Bab 8
Tragedi Peci Hitam
Tragedi Peci Hitam
Langgar atau Mushola selepas Maghrib menjadi salah satu persinggahan yang menarik. Ada banyak hal baik ada di sana. Televisi belum mendikte kegiatan Frans dan teman-teman. Tempat ini menjadi pusat perhatian kaum milineal saat itu dengan beragam pembicaraan. Frans dan kelompoknya membicarakan tentang Marmut yang di curi dan belum di temukan siapa pelakunya, Faisal yang memilih jalan menyendiri dan belum berkenan untuk di bantu, padahal sang ayah sudah melakukan hal yang tidak menyenangkan, kapan berburu jangkrik, menangkap burung brondol, magas dan lain-lain. Setelah semua menghadap kepada seorang Ustadz untuk membaca, menghafal, dan mendengarkan instruksi-instruksi pendek, ada interval waktu untuk melakukan hal-hal di luar prosedur.
Bang Aris yang bukan kelompok Frans dan teman-temannya mendekatinya dengan moody yang sulit kami tebak. " Hei kalian abang menemukan penemuan baru, kalian mau lihat." Bang Aris memulai menyulut suasana yang tadinya gembira, kini ada hawa tidak beres. " Apa itu." Tanya Tama. Melihat respon dari Tama yang terlihat tertarik membuat bang Aris melanjutkan.
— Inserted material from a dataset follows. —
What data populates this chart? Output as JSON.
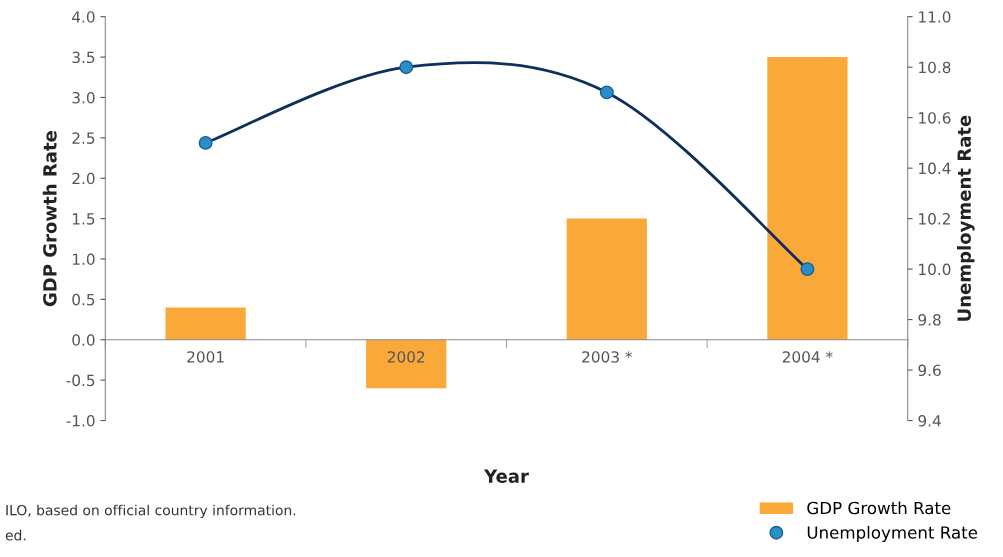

" Pinjem Peci kamu boleh." Tanya bang Aris lagi sambil menyunggingkan senyum licik. Frans melihat gelagat tidak baik. " Mau abang apakan peci Tama. Hati-hati bang peci itu mahal, belinya bukan disekitar pasar Kaligondang, peci itu hasil pemberian dari ayahnya dari Jakarta." Usul Frans khawatir.
" Alah..., semua peci sama, paling juga harganya sama tahu." Peci yang sudah di tangan bang Aris sulit kami rebut kembali.